China ban on waste imports. In 2018, China banned the importation of waste materials for recycling or disposal.161 The economic impacts can now be seen, as governments in the U.S. begin to shut down recycling programs because they are no longer cost effective. European nations will have similar struggles as they also exported a substantial amount of trash. This challenge comes at a time in which developed-country consumers are the most educated they have ever been about waste management issues.
Increase in lithium ion battery production and recycling. Due to the increasing demand for electric vehicles and energy storage for renewable energy in grid infrastructure, lithium ion batteries are being produced in larger quantities and sizes. As of 2019, 90% of global grid battery storage was lithium ion batteries, causing a higher demand for the precious and base metals used in their production.163 This surge in production is also causing a growing demand from the public and regulatory bodies for recycling these materials at end of life.

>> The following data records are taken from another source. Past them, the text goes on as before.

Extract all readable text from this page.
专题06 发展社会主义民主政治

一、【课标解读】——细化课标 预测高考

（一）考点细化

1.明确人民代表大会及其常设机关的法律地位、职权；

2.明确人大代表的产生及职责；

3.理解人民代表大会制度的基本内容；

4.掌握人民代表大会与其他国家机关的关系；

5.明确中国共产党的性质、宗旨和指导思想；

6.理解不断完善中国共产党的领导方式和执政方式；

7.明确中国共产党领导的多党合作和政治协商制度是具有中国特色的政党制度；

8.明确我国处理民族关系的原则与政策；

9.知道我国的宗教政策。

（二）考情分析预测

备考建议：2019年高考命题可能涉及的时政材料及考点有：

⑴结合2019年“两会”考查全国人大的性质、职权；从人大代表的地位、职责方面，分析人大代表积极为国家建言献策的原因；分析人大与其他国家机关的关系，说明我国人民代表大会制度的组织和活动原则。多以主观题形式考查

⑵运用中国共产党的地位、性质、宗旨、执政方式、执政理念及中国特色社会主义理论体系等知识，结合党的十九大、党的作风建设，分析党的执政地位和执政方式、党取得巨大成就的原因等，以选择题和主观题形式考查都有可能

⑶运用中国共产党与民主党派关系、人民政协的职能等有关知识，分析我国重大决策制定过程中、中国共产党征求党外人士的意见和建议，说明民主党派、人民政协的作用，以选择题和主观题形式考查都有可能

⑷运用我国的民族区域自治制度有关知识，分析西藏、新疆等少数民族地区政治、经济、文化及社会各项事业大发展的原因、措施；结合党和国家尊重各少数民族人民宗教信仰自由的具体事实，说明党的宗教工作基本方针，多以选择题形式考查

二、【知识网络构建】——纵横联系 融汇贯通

Food waste awareness. Consumers are increasingly aware of the negative climate effects of food products in landfills, where they decompose without oxygen and create methane gas, significantly contributing to climate change. Driven by landfill emissions and other factors, food-waste composting initiatives have increased globally.162 Typically, these initiatives are organized at the regional level, but in some cases are national. Changes in soil due to industrial farming and rainfall due to climate change are also creating a growing demand for compost as a soil amendment.

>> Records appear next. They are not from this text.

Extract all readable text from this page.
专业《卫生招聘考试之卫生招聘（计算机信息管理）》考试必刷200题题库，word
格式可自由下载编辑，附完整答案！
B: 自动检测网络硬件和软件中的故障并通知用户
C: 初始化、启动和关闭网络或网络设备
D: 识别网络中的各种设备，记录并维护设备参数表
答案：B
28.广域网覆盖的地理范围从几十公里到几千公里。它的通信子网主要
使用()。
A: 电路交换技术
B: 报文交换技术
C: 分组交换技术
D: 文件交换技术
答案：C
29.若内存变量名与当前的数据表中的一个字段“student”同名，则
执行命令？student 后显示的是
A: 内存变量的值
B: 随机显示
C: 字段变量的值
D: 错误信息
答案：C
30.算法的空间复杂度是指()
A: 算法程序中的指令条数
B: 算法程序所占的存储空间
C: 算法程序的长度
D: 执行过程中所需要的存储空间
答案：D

Landfill constraints. Currently, designated landfill space is limited in many developed nations, and with added pressures caused by limits on exporting waste to China, space is running out more rapidly than previously projected.

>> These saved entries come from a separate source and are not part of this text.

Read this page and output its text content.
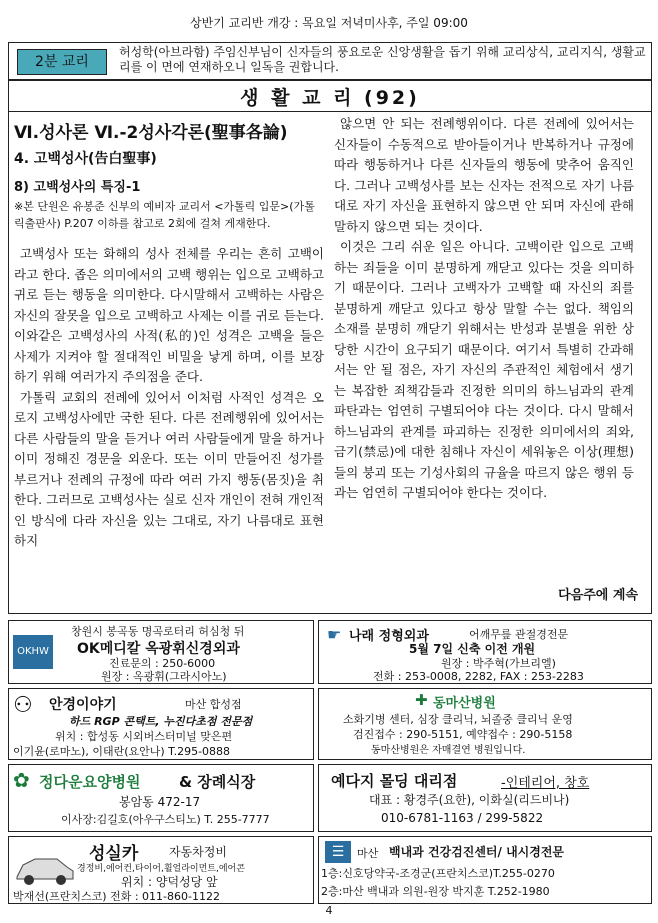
상반기 교리반 개강 : 목요일 저녁미사후, 주일 09:00
2분 교리
허성학(아브라함) 주임신부님이 신자들의 풍요로운 신앙생활을 돕기 위해 교리상식, 교리지식, 생활교리를 이 면에 연재하오니 일독을 권합니다.
생 활 교 리 (92)
Ⅵ.성사론 Ⅵ.-2성사각론(聖事各論)
4. 고백성사(告白聖事)
8) 고백성사의 특징-1
※본 단원은 유봉준 신부의 예비자 교리서 <가톨릭 입문>(가톨릭출판사) P.207 이하를 참고로 2회에 걸쳐 게재한다.

고백성사 또는 화해의 성사 전체를 우리는 흔히 고백이라고 한다. 좁은 의미에서의 고백 행위는 입으로 고백하고 귀로 듣는 행동을 의미한다. 다시말해서 고백하는 사람은 자신의 잘못을 입으로 고백하고 사제는 이를 귀로 듣는다. 이와같은 고백성사의 사적(私的)인 성격은 고백을 들은 사제가 지켜야 할 절대적인 비밀을 낳게 하며, 이를 보장하기 위해 여러가지 주의점을 준다.

가톨릭 교회의 전례에 있어서 이처럼 사적인 성격은 오로지 고백성사에만 국한 된다. 다른 전례행위에 있어서는 다른 사람들의 말을 듣거나 여러 사람들에게 말을 하거나 이미 정해진 경문을 외운다. 또는 이미 만들어진 성가를 부르거나 전례의 규정에 따라 여러 가지 행동(몸짓)을 취한다. 그러므로 고백성사는 실로 신자 개인이 전혀 개인적인 방식에 다라 자신을 있는 그대로, 자기 나름대로 표현하지

않으면 안 되는 전례행위이다. 다른 전례에 있어서는 신자들이 수동적으로 받아들이거나 반복하거나 규정에 따라 행동하거나 다른 신자들의 행동에 맞추어 움직인다. 그러나 고백성사를 보는 신자는 전적으로 자기 나름대로 자기 자신을 표현하지 않으면 안 되며 자신에 관해 말하지 않으면 되는 것이다.

이것은 그리 쉬운 일은 아니다. 고백이란 입으로 고백하는 죄들을 이미 분명하게 깨닫고 있다는 것을 의미하기 때문이다. 그러나 고백자가 고백할 때 자신의 죄를 분명하게 깨닫고 있다고 항상 말할 수는 없다. 책임의 소재를 분명히 깨닫기 위해서는 반성과 분별을 위한 상당한 시간이 요구되기 때문이다. 여기서 특별히 간과해서는 안 될 점은, 자기 자신의 주관적인 체험에서 생기는 복잡한 죄책감들과 진정한 의미의 하느님과의 관계파탄과는 엄연히 구별되어야 다는 것이다. 다시 말해서 하느님과의 관계를 파괴하는 진정한 의미에서의 죄와, 금기(禁忌)에 대한 침해나 자신이 세워놓은 이상(理想)들의 붕괴 또는 기성사회의 규율을 따르지 않은 행위 등과는 엄연히 구별되어야 한다는 것이다.

다음주에 계속
OKHW
창원시 봉곡동 명곡로터리 허심청 뒤
OK메디칼 옥광휘신경외과
진료문의 : 250-6000
원장 : 옥광휘(그라시아노)
☛ 나래 정형외과	어깨무릎 관절경전문
5월 7일 신축 이전 개원
원장 : 박주혁(가브리엘)
전화 : 253-0008, 2282, FAX : 253-2283
⚇ 안경이야기	마산 합성점
하드 RGP 콘택트, 누진다초점 전문점
위치 : 합성동 시외버스터미널 맞은편
이기윤(로마노), 이태란(요안나) T.295-0888
✚ 동마산병원
소화기병 센터, 심장 클리닉, 뇌졸중 클리닉 운영
검진접수 : 290-5151, 예약접수 : 290-5158
동마산병원은 자매결연 병원입니다.
✿ 정다운요양병원	& 장례식장
봉암동 472-17
이사장:김길호(아우구스티노) T. 255-7777
예다지 몰딩 대리점	-인테리어, 창호
대표 : 황경주(요한), 이화실(리드비나)
010-6781-1163 / 299-5822
성실카	자동차정비
경정비,에어컨,타이어,휠얼라이먼트,에어콘
위치 : 양덕성당 앞
박재선(프란치스코) 전화 : 011-860-1122
☰	마산 백내과 건강검진센터/ 내시경전문
1층:신호당약국-조경군(프란치스코)T.255-0270
2층:마산 백내과 의원-원장 박지훈 T.252-1980
4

While consumer awareness and positive sentiment around recycling has grown, the economic driver of profiting from selling recycled materials moves the market more forcefully than consumer preference. Additionally, recycling of precious and base metals will continue to increase as regulating end-of-life electronics – specifically batteries – becomes more stringent. In-process scrap elimination and recycling have nearly been maximized in industrial settings, though producers will continue to look for ways to repurpose waste created during the manufacturing process, making the upstream ever more efficient.160
Industry can expect a similar optimization within the food supply chain as consumers become more aware of such waste and as producers look to improve efficiencies. The relative lack of economic viability of more traditional recycling programs (paper, plastic and glass) will cause stagnation in these programs, perhaps driving consumers to reduce consumption or demand stronger government regulations as the long-term consequences of China’s ban on imported scrap become clear. Efforts to decrease landfill rates, particularly with limitations on compostable (methane-producing) materials, will continue.While landfill mining – the practice of digging through old landfills for recyclable materials (typically, metals) – remains a possibility for the future, it is unlikely to take off in the short term. Corporations across the globe will feel pressure from governments and consumers to limit their creation of waste and dispose of it responsibly when it cannot be eliminated.